Ceux qui partent se sentent parfois tiraillés entre la crainte d'abandonner ou de trahir leur pays, et l'urgence de partir pour leur propre survie. Mais pour ces personnes, partir reste la meilleure réponse à donner à leur pays, qui ne sait plus prendre soin de ses habitants.

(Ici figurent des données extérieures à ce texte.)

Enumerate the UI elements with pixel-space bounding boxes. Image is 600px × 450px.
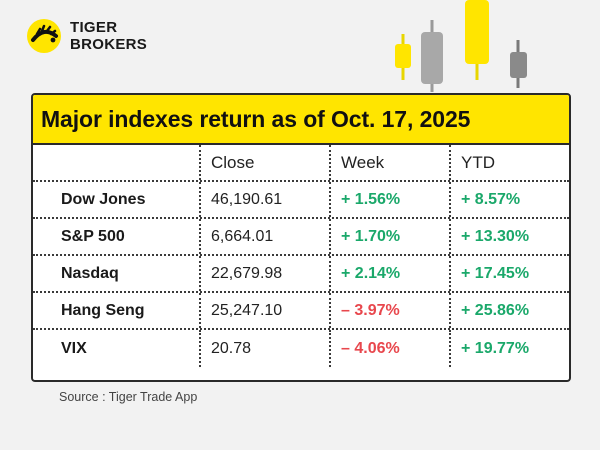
table-title-bar: Major indexes return as of Oct. 17, 2025: [33, 95, 569, 145]
candlestick-decoration: [395, 0, 527, 92]
week-change: – 3.97%: [331, 293, 451, 328]
candle-yellow-small: [395, 34, 411, 80]
table-header-row: Close Week YTD: [33, 145, 569, 182]
header-cell-close: Close: [201, 145, 331, 180]
candle-gray-small: [510, 40, 527, 88]
index-name: Nasdaq: [33, 256, 201, 291]
tiger-logo-icon: [27, 19, 61, 53]
week-change: – 4.06%: [331, 330, 451, 367]
table-title: Major indexes return as of Oct. 17, 2025: [41, 105, 471, 132]
week-change: + 1.56%: [331, 182, 451, 217]
brand-name: TIGER BROKERS: [70, 19, 147, 53]
ytd-change: + 8.57%: [461, 190, 521, 208]
table-row: Dow Jones 46,190.61 + 1.56% + 8.57%: [33, 182, 569, 219]
header-cell-index: [33, 145, 201, 180]
index-name: Hang Seng: [33, 293, 201, 328]
index-name: VIX: [33, 330, 201, 367]
table-row: S&P 500 6,664.01 + 1.70% + 13.30%: [33, 219, 569, 256]
candle-yellow-large: [465, 0, 489, 80]
header-cell-week: Week: [331, 145, 451, 180]
table-row: VIX 20.78 – 4.06% + 19.77%: [33, 330, 569, 367]
index-returns-table: Major indexes return as of Oct. 17, 2025…: [31, 93, 571, 382]
close-value: 20.78: [201, 330, 331, 367]
brand-logo: TIGER BROKERS: [26, 18, 147, 54]
week-change: + 1.70%: [331, 219, 451, 254]
index-name: Dow Jones: [33, 182, 201, 217]
table-row: Nasdaq 22,679.98 + 2.14% + 17.45%: [33, 256, 569, 293]
ytd-change: + 17.45%: [461, 264, 530, 282]
close-value: 22,679.98: [201, 256, 331, 291]
close-value: 6,664.01: [201, 219, 331, 254]
close-value: 25,247.10: [201, 293, 331, 328]
ytd-change: + 13.30%: [461, 227, 530, 245]
close-value: 46,190.61: [201, 182, 331, 217]
ytd-change: + 25.86%: [461, 301, 530, 319]
brand-name-line1: TIGER: [70, 19, 118, 36]
candle-gray-large: [421, 20, 443, 92]
table-row: Hang Seng 25,247.10 – 3.97% + 25.86%: [33, 293, 569, 330]
index-name: S&P 500: [33, 219, 201, 254]
header-cell-ytd: YTD: [461, 152, 495, 172]
week-change: + 2.14%: [331, 256, 451, 291]
ytd-change: + 19.77%: [461, 339, 530, 357]
source-note: Source : Tiger Trade App: [59, 390, 198, 404]
brand-name-line2: BROKERS: [70, 36, 148, 53]
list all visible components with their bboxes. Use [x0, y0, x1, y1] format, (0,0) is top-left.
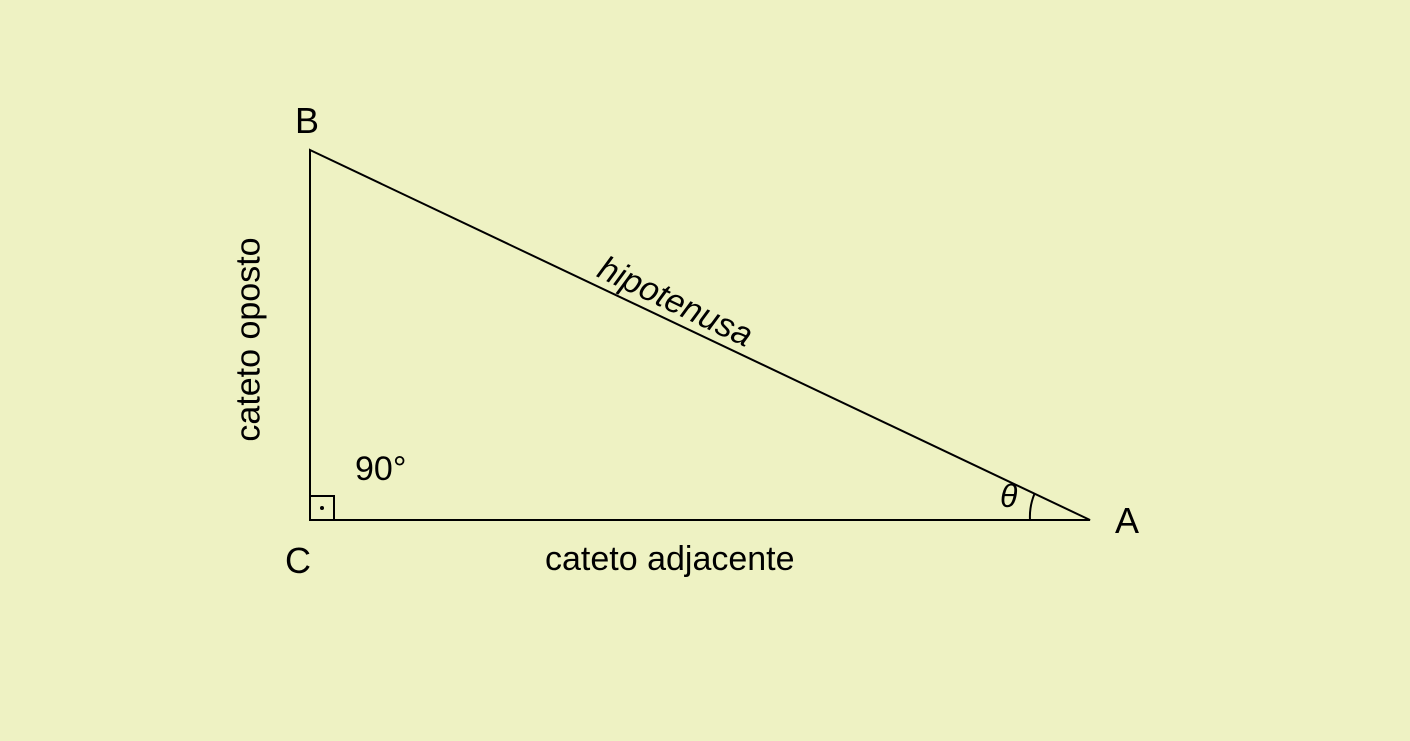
right-angle-label: 90°	[355, 450, 406, 489]
right-angle-dot	[320, 506, 324, 510]
opposite-label: cateto oposto	[230, 237, 269, 441]
theta-label: θ	[1000, 478, 1017, 515]
background-rect	[0, 0, 1410, 741]
vertex-label-b: B	[295, 100, 319, 142]
vertex-label-c: C	[285, 540, 311, 582]
diagram-canvas: B C A hipotenusa cateto adjacente cateto…	[0, 0, 1410, 741]
triangle-svg	[0, 0, 1410, 741]
adjacent-label: cateto adjacente	[545, 540, 795, 579]
vertex-label-a: A	[1115, 500, 1139, 542]
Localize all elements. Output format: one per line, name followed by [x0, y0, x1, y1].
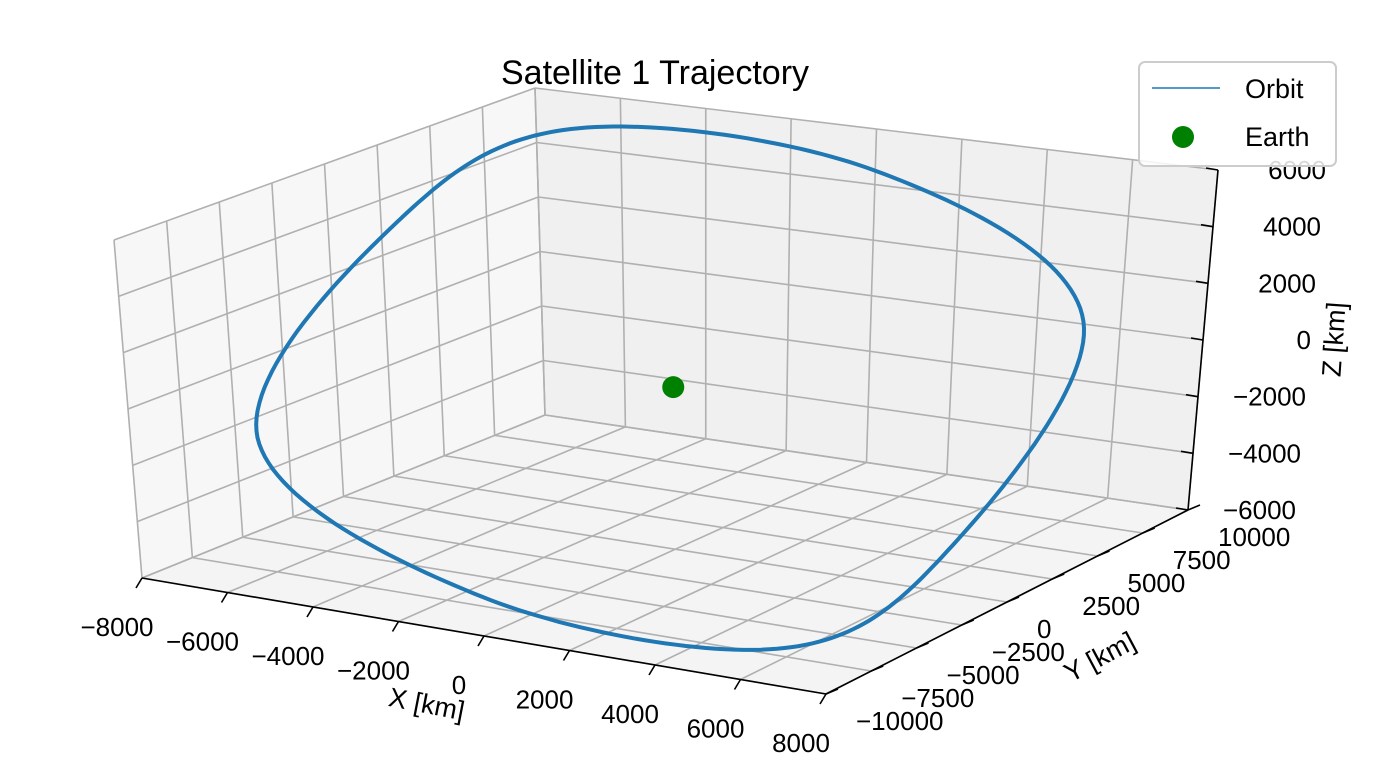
grid-line	[539, 250, 1204, 341]
tick-labels: −8000 −6000 −4000 −2000 0 2000 4000 6000 8000 −10…	[80, 155, 1326, 758]
x-tick-label: 0	[452, 670, 466, 700]
earth-point	[662, 376, 685, 399]
y-tick-label: −2500	[992, 637, 1065, 667]
grid-line	[127, 250, 541, 410]
grid-line	[123, 196, 539, 354]
y-tick	[1051, 573, 1065, 580]
orbit-series	[254, 124, 1087, 652]
y-tick-label: −10000	[856, 706, 943, 736]
x-tick-label: 8000	[772, 728, 830, 758]
x-tick-label: 2000	[516, 685, 574, 715]
grid-line	[137, 359, 544, 523]
legend-orbit-label: Orbit	[1245, 74, 1304, 104]
left-pane	[114, 88, 545, 578]
earth-series	[662, 376, 685, 399]
x-tick	[562, 650, 571, 661]
y-tick-label: −7500	[901, 683, 974, 713]
x-tick	[648, 664, 656, 676]
y-tick-label: 10000	[1218, 522, 1290, 552]
legend-earth-label: Earth	[1245, 122, 1310, 152]
y-tick	[916, 642, 929, 649]
z-tick	[1195, 280, 1209, 285]
chart-title: Satellite 1 Trajectory	[501, 54, 809, 92]
y-tick	[1006, 596, 1020, 603]
z-tick-label: 2000	[1258, 268, 1316, 298]
z-tick-label: −6000	[1223, 495, 1296, 525]
y-tick	[1142, 527, 1156, 534]
tick-marks	[135, 167, 1219, 705]
y-tick	[961, 619, 975, 626]
x-tick	[306, 606, 314, 618]
z-tick	[1190, 337, 1204, 341]
z-tick	[1180, 450, 1194, 455]
y-tick	[870, 665, 884, 672]
grid-line	[393, 475, 1053, 580]
grid-line	[141, 414, 546, 579]
grid-line	[242, 536, 917, 649]
grid-line	[343, 495, 1008, 603]
grid-line	[118, 141, 537, 298]
grid-line	[534, 87, 1219, 171]
orbit-line	[254, 124, 1087, 652]
grid-line	[544, 414, 1189, 511]
grid-line	[444, 454, 1098, 557]
x-tick	[733, 679, 742, 690]
y-axis-label: Y [km]	[1059, 626, 1140, 688]
grid-line	[536, 141, 1214, 228]
z-tick-label: 0	[1297, 325, 1311, 355]
y-tick-label: 2500	[1082, 591, 1140, 621]
z-tick	[1175, 507, 1189, 511]
y-tick-label: 7500	[1173, 545, 1231, 575]
x-tick-label: −8000	[80, 612, 153, 642]
y-tick-label: 0	[1037, 614, 1051, 644]
x-tick	[135, 577, 143, 589]
x-tick	[220, 592, 229, 603]
y-tick	[825, 688, 839, 695]
grid-line	[541, 305, 1199, 398]
z-tick-label: −2000	[1233, 382, 1306, 412]
grid-line	[132, 305, 542, 467]
legend: Orbit Earth	[1138, 61, 1337, 167]
grid-line	[113, 87, 536, 241]
y-tick	[1097, 550, 1110, 557]
x-tick	[391, 621, 400, 632]
x-tick-label: −6000	[166, 627, 239, 657]
y-tick-label: 5000	[1128, 568, 1186, 598]
z-tick	[1205, 167, 1219, 171]
grid-line	[543, 359, 1194, 455]
y-tick	[1187, 504, 1201, 511]
grid-line	[292, 516, 962, 626]
z-tick-label: 4000	[1263, 212, 1321, 242]
z-tick	[1200, 223, 1214, 228]
grid-line	[538, 196, 1209, 285]
x-tick-label: −4000	[251, 641, 324, 671]
z-tick	[1185, 393, 1199, 398]
grid-line	[494, 434, 1143, 534]
x-tick-label: 6000	[687, 714, 745, 744]
legend-earth-swatch	[1172, 126, 1194, 148]
x-tick	[819, 693, 827, 705]
x-tick	[477, 635, 485, 647]
z-tick-label: −4000	[1228, 438, 1301, 468]
x-tick-label: −2000	[337, 656, 410, 686]
z-axis-label: Z [km]	[1316, 301, 1351, 378]
y-tick-label: −5000	[947, 660, 1020, 690]
x-tick-label: 4000	[601, 699, 659, 729]
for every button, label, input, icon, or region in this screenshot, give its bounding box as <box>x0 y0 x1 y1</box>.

Quand la politique russe pousse à quitter le pays
En début mai, le Service fédéral de sécurité russe note que 3,8 millions de Russes ont quitté le territoire depuis janvier. Soit 2% des 140 millions d'habitants que compte le pays. Le chiffre surprend par sa grandeur. L'émigration russe existe depuis des dizaines d'années, mais elle est cachée. Non pas que le pouvoir refuse de regarder la réalité en face. C'est même le contraire. Pour Moscou, mieux vaut se débarrasser des « perturbateurs » : les militants des droits de l'homme, les opposants au régime, les chefs d'entreprises dont l'esprit n'est pas « en phase » avec la vision de l'État, les avant-gardistes, les artistes qui ne se soumettent pas au pouvoir… Ce sont autant de « clous » qui dépassent et entravent la bonne marche du pays. Du moins, c'est le discours que l'État sert pour justifier ces départs. Avec la guerre, ce discours passe de moins en moins. Ceux qui partent aujourd'hui le font justement à cause de la violence du pouvoir russe.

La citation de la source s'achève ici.